There are just a couple of things that make for a good dinner party: the conviviality of the guests, the food, of course, and a pleasant, comfortable ambiance. I am pretty attuned to the first two factors but the third one does not come naturally to me. I often unconsciously choose appearance over comfort. And this leads me to talk about dining room chairs.

I have a friend who has strong opinions about dining room chairs. To his mind, they are a conspiracy to keep chiropractors in business and to shorten dinner table conversations which he would very much like to prolong. At my house, he is able to sit through the main course and perhaps a salad course, but at his limit, he bounds to his feet saying “These are the worst dining room chairs in the world. You need some chairs like mine.” We move to the living room for dessert and at last he can find some comfort for his modestly padded behind.
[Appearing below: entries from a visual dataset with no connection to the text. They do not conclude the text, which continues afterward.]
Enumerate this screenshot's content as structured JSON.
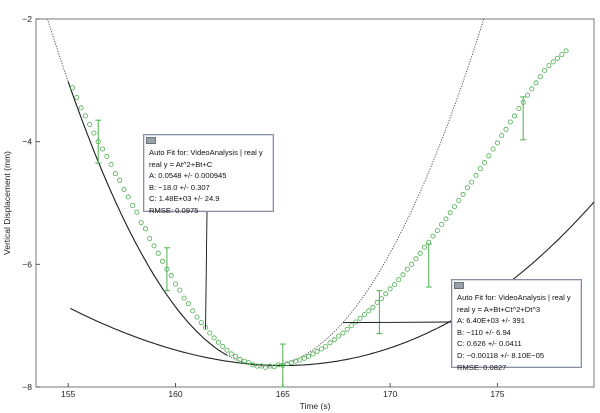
{
  "chart_data": {
    "type": "scatter",
    "xlabel": "Time (s)",
    "ylabel": "Vertical Displacement (mm)",
    "xlim": [
      153.5,
      179.5
    ],
    "ylim": [
      -8,
      -2
    ],
    "xticks": [
      155,
      160,
      165,
      170,
      175
    ],
    "yticks": [
      -2,
      -4,
      -6,
      -8
    ],
    "grid": false,
    "colors": {
      "points": "#4caf50",
      "errorbars": "#4caf50",
      "fit": "#222222",
      "extrapolation": "#444444"
    },
    "series": [
      {
        "kind": "data",
        "x": [
          155.2,
          155.4,
          155.6,
          155.8,
          156.0,
          156.2,
          156.4,
          156.6,
          156.8,
          157.0,
          157.2,
          157.4,
          157.6,
          157.8,
          158.0,
          158.2,
          158.4,
          158.6,
          158.8,
          159.0,
          159.2,
          159.4,
          159.6,
          159.8,
          160.0,
          160.2,
          160.4,
          160.6,
          160.8,
          161.0,
          161.2,
          161.4,
          161.6,
          161.8,
          162.0,
          162.2,
          162.4,
          162.6,
          162.8,
          163.0,
          163.2,
          163.4,
          163.6,
          163.8,
          164.0,
          164.2,
          164.4,
          164.6,
          164.8,
          165.0,
          165.2,
          165.4,
          165.6,
          165.8,
          166.0,
          166.2,
          166.4,
          166.6,
          166.8,
          167.0,
          167.2,
          167.4,
          167.6,
          167.8,
          168.0,
          168.2,
          168.4,
          168.6,
          168.8,
          169.0,
          169.2,
          169.4,
          169.6,
          169.8,
          170.0,
          170.2,
          170.4,
          170.6,
          170.8,
          171.0,
          171.2,
          171.4,
          171.6,
          171.8,
          172.0,
          172.2,
          172.4,
          172.6,
          172.8,
          173.0,
          173.2,
          173.4,
          173.6,
          173.8,
          174.0,
          174.2,
          174.4,
          174.6,
          174.8,
          175.0,
          175.2,
          175.4,
          175.6,
          175.8,
          176.0,
          176.2,
          176.4,
          176.6,
          176.8,
          177.0,
          177.2,
          177.4,
          177.6,
          177.8,
          178.0,
          178.2
        ],
        "y": [
          -3.12,
          -3.28,
          -3.45,
          -3.58,
          -3.72,
          -3.86,
          -4.0,
          -4.12,
          -4.24,
          -4.37,
          -4.52,
          -4.63,
          -4.78,
          -4.9,
          -5.04,
          -5.15,
          -5.32,
          -5.42,
          -5.58,
          -5.7,
          -5.82,
          -5.95,
          -6.08,
          -6.18,
          -6.32,
          -6.42,
          -6.55,
          -6.64,
          -6.76,
          -6.86,
          -6.95,
          -7.03,
          -7.12,
          -7.2,
          -7.27,
          -7.34,
          -7.4,
          -7.46,
          -7.5,
          -7.55,
          -7.58,
          -7.6,
          -7.64,
          -7.66,
          -7.66,
          -7.68,
          -7.66,
          -7.67,
          -7.64,
          -7.65,
          -7.62,
          -7.6,
          -7.58,
          -7.56,
          -7.53,
          -7.5,
          -7.46,
          -7.42,
          -7.38,
          -7.34,
          -7.28,
          -7.23,
          -7.17,
          -7.12,
          -7.06,
          -7.0,
          -6.94,
          -6.88,
          -6.82,
          -6.76,
          -6.7,
          -6.62,
          -6.56,
          -6.48,
          -6.4,
          -6.33,
          -6.25,
          -6.17,
          -6.08,
          -6.0,
          -5.91,
          -5.82,
          -5.72,
          -5.64,
          -5.54,
          -5.45,
          -5.35,
          -5.26,
          -5.16,
          -5.06,
          -4.96,
          -4.86,
          -4.75,
          -4.66,
          -4.55,
          -4.44,
          -4.34,
          -4.23,
          -4.12,
          -4.02,
          -3.9,
          -3.8,
          -3.68,
          -3.58,
          -3.46,
          -3.36,
          -3.24,
          -3.14,
          -3.04,
          -2.94,
          -2.84,
          -2.76,
          -2.7,
          -2.64,
          -2.58,
          -2.52
        ],
        "errorbars": [
          {
            "x": 156.4,
            "y": -4.0,
            "err": 0.35
          },
          {
            "x": 159.6,
            "y": -6.08,
            "err": 0.35
          },
          {
            "x": 165.0,
            "y": -7.65,
            "err": 0.35
          },
          {
            "x": 169.5,
            "y": -6.78,
            "err": 0.35
          },
          {
            "x": 171.8,
            "y": -6.02,
            "err": 0.35
          },
          {
            "x": 176.2,
            "y": -3.62,
            "err": 0.35
          }
        ]
      },
      {
        "kind": "cubic-fit",
        "coefficients": {
          "A": 6400,
          "B": -110,
          "C": 0.626,
          "D": -0.00118
        },
        "xrange": [
          155.1,
          179.5
        ]
      },
      {
        "kind": "quadratic-fit",
        "coefficients": {
          "A": 0.0548,
          "B": -18.0,
          "C": 1480
        },
        "xrange": [
          155.0,
          162.4
        ]
      },
      {
        "kind": "quadratic-extrapolation",
        "coefficients": {
          "A": 0.0548,
          "B": -18.0,
          "C": 1480
        },
        "xrange": [
          153.5,
          179.5
        ]
      }
    ],
    "annotations": [
      {
        "title": "Auto Fit for: VideoAnalysis | real y",
        "equation": "real y = At^2+Bt+C",
        "params": [
          "A: 0.0548 +/- 0.000945",
          "B: −18.0 +/- 0.307",
          "C: 1.48E+03 +/- 24.9"
        ],
        "rmse": "RMSE: 0.0975",
        "pointer": {
          "x": 161.4,
          "y": -7.05
        }
      },
      {
        "title": "Auto Fit for: VideoAnalysis | real y",
        "equation": "real y = A+Bt+Ct^2+Dt^3",
        "params": [
          "A: 6.40E+03 +/- 391",
          "B: −110 +/- 6.94",
          "C: 0.626 +/- 0.0411",
          "D: −0.00118 +/- 8.10E−05"
        ],
        "rmse": "RMSE: 0.0827",
        "pointer": {
          "x": 167.8,
          "y": -6.95
        }
      }
    ]
  }
}
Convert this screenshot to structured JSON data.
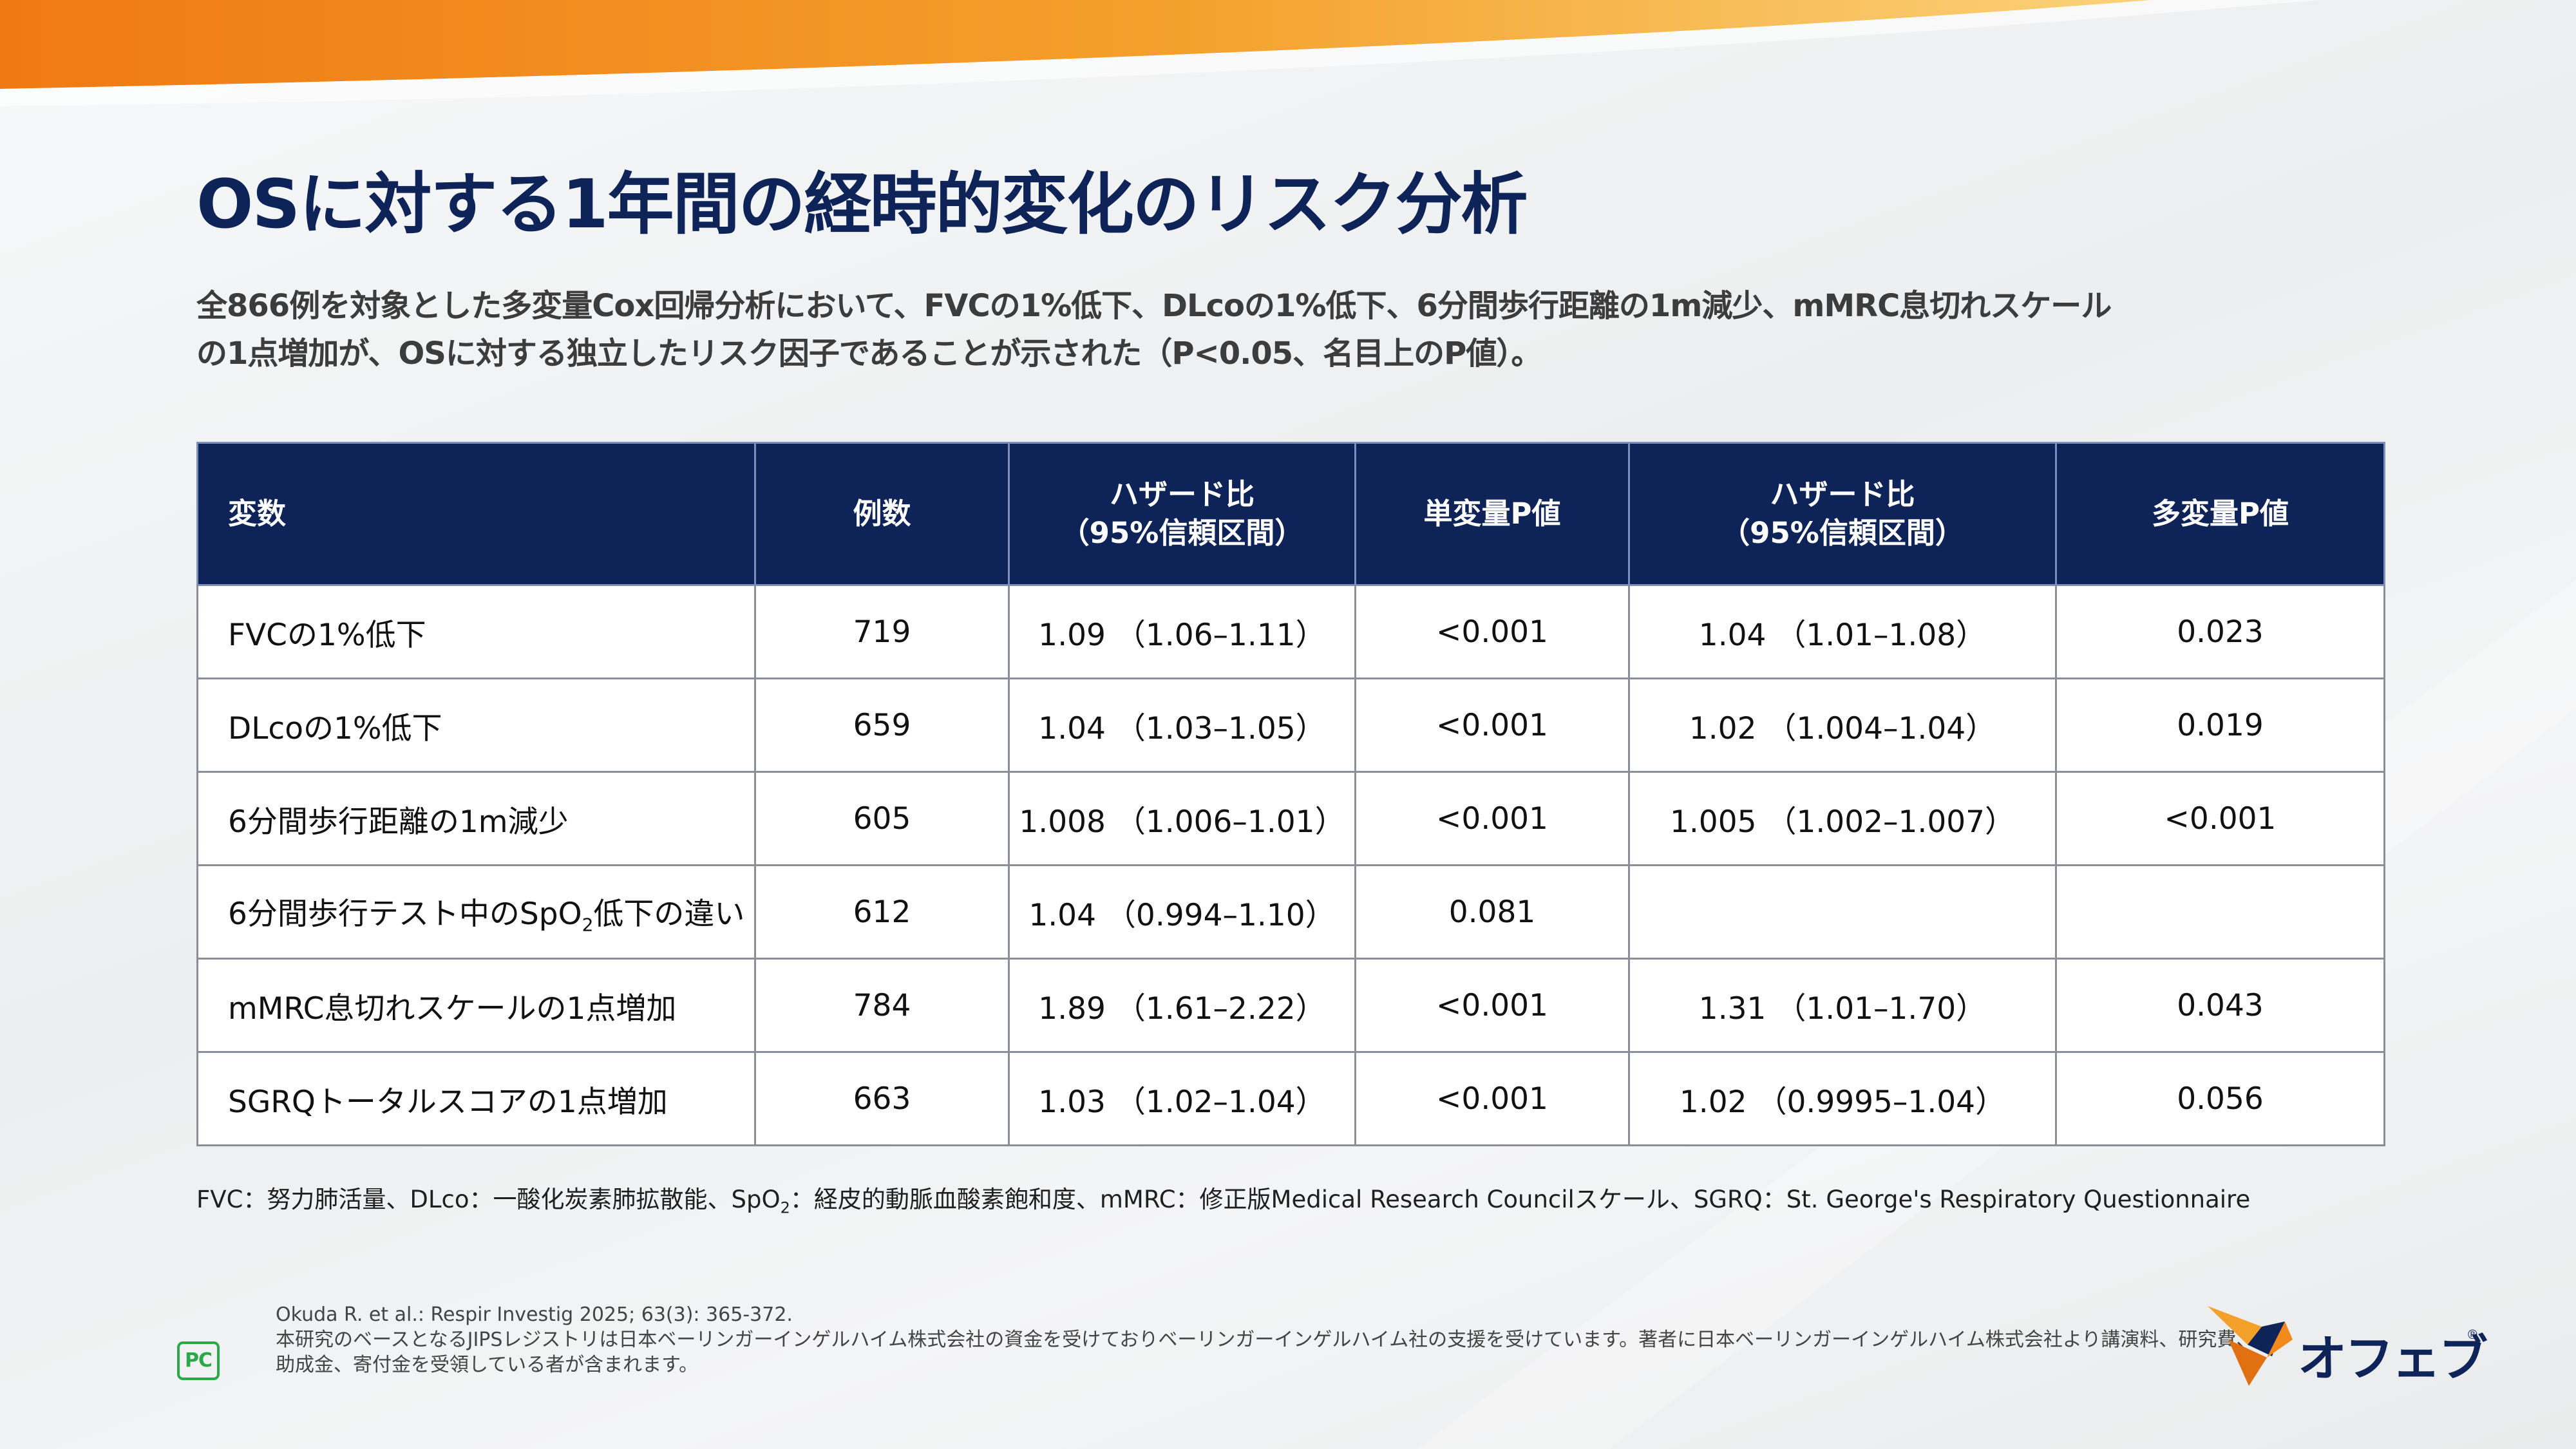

So, you might ask, what are these remarkable chairs he wants everyone to buy? They are vintage Hermann Miller office chairs, a version of which you might be sitting on right now in front of your computer. They are good-sized, with arms and rolling casters, upholstered in durable fabric in a variety of colors, many of which he has. He bought them used maybe eight years ago from a discount office supply place in Emeryville. His six surround a table which could seat ten or more people.
There are a couple of disadvantages for the typical dining room. These chairs take up a lot of room. You need to have a large table and an even larger room to incorporate chairs this big. On carpet, they don’t roll particularly well. And on hardwood floor, they can leave roller indentations. In my opinion, they are not destined to show up in a House Beautiful photo spread for the latest in dining room fashion.

But he’s absolutely correct: they are the most comfortable dining room chairs you could ever want. You and your dinner guests can linger over the food and a good conversation as long as you or they desire, comfortable and padded in every regard.

I’m probably not going to trade in my chairs for his rolling variety. But I have been led to consider other possibilities better suited to comfort and perhaps stylish and pretty at the same time. Ideas?


Jim Gunshinan said...

I think I'm with the chubby-butt deprived friend Catharine. Comfort may be number 1 for me when entertaining guests, or just having a meal with my partner. Good food and wine follow a close second.

My chubb seems to have migrated from my butt to other areas. That's why I like some padding.

Anonymous said...

I recognize those chairs!!! Part of a dissertation and quite a few poems got written in them.

A particular satisfaction involving chairs with wheels and a giant table: when alone one can have apple slices and peanut-butter crackers at one end of the table, one's work at the other, and rollllll back and forth now and then for sustenance without getting cracker crumbs on the computer.

When other diners are present, rolling adds a whole new dimension to the drama and pleasures of eating together. One can go "visit" another diner mid-meal; for instance, utilizing one's seated mobility, one might kiss a dining companion then roll discreetly back to one's own proper place. Try doing that on regular chairs!

Anonymous said...

8 years ago, we found wonderful dining room chairs in Seattle at McKinnon Furniture. At the time, they only sold this dining chair, insisting it was the most comfortable they'd found. We love them. They have sort of high backs and the vertical wood members curve in to fit your back. Our dinners have been known to last hours with no one wandering off.

Tim said...

Function or Form...something to sit on...the problem has been driving designers crazy since mammals got tired of standing. And truly for some, aesthetic stress can be as difficult to endure as a sore bum.

So, for a gracious host, it becomes a storage problem.

If some underlying premise of a dinner party is to pleasure one's guests, then each, his choice of chair, is the only really ecumenical solution.

I feel your pain.

Dante Noto said...

I'm one of those people who is usually eager to get away from the dinner table and "retire to the living room" for conversation. Maybe it's a gendered thing from growing up: the men would retire to the family room to watch tv and the women would stay in the dining area or some other place to talk. I do remember that we were constantly experimenting with different dining table chairs; I can recall each style vividly. (We also went through a phase of beanbag furniture in the family room!) Right now we're trying to choose comfy chairs for a lounge space at work. The quest for style and comfort is long and arduous!

Ben said...

I have to admit, your chairs are pretty uncomfortable and I still have a gigantic butt. They were also made for people 5'4" and under.